For Immediate Release: December 12, 2012
Washington, DC - Human Rights First expressed disappointment at the De Silva report issued today into the murder of Belfast solicitor Pat Finucane in 1989.
Last year, the British government ordered lawyer Sir Desmond De Silva to review existing evidence in the case. The De Silva report confirms British government involvement in the killing, and UK Prime Minister David Cameron today apologized, admitting to “shocking levels of collusion” by British state agents and loyalist paramilitaries.
But the report was sharply criticized by the Finucane family, who said the British government had tried to put the blame on people who are now dead and organizations now disbanded while government ministers and existing security were exonerated.
The De Silva review is the latest in a long history of government investigations and reports about the Finucane murder. Previous investigations into the murder have found sufficient evidence of state collusion to warrant an independent public inquiry, and the UK government promised to conduct such an inquiry as part of an international agreement. It has repeatedly failed to deliver on that commitment.
“By failing to conduct an independent inquiry into Pat Finucane’s death, the British Government is reneging on its commitment and violating its international obligations,” said Human Rights First President and CEO Elisa Massimino. “Today’s report was not what the Finucane family was promised, and is not what they deserve.”
Pat Finucane was one of the most high profile human rights lawyer in Northern Ireland, having successfully challenged the British Government in a series of pivotal cases during the 1980s. He was murdered in February 1989 at his home by gunmen. In 2003, Human Rights First published a report documenting evidence of collusion between British police informants and other security personnel in Finucane’s murder. As part of the Good Friday peace accord, former British Prime Minister Tony Blair committed the British government to conducting an independent inquiry if such was recommended by an international judge chosen by the parties to the agreement. Judge Peter Cory of Canada reviewed the evidence and in 2004 concluded that the case merited an independent inquiry. But the British government stalled, and it was never established.

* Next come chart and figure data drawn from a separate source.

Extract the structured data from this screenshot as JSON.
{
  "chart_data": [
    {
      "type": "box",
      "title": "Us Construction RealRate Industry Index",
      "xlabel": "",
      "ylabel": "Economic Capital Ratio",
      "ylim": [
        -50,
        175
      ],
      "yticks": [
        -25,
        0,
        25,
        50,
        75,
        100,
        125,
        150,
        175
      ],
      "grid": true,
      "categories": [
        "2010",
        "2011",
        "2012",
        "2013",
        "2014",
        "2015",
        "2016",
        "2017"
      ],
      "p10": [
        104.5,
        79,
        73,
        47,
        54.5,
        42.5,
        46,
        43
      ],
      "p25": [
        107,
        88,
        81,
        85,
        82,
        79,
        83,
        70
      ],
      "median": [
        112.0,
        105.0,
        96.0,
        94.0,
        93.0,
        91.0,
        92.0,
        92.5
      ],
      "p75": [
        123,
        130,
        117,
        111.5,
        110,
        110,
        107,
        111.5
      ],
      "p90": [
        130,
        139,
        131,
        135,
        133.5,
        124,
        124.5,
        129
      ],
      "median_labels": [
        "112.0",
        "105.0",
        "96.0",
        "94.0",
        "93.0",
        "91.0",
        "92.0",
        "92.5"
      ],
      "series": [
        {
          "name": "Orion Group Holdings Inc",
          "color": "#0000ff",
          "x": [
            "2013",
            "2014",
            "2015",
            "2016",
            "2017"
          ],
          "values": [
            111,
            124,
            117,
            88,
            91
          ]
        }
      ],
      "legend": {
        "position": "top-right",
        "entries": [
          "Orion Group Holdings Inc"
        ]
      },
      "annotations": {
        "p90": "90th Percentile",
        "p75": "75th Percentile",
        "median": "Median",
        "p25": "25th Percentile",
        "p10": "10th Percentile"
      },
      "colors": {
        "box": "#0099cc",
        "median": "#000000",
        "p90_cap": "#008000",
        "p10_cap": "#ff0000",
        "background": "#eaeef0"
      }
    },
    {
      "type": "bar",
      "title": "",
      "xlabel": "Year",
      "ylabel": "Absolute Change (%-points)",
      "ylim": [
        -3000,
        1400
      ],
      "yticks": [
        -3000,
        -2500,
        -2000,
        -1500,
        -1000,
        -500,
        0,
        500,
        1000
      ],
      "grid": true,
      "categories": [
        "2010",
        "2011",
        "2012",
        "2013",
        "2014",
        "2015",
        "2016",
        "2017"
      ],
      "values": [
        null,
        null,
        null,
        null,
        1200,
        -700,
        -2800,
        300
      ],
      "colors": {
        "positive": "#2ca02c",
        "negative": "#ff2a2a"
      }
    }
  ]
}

“Without a full and independent inquiry—and the accountability that must follow from it—the UK government sends a dangerous message: that State collusion in the murder of human rights lawyers and other citizens can take place with impunity. No apology, however heartfelt and welcome, can take the place of transparency and accountability. This is what is required, by justice and to ensure that the State never again colludes with murderers to silence its critics,” said Massimino.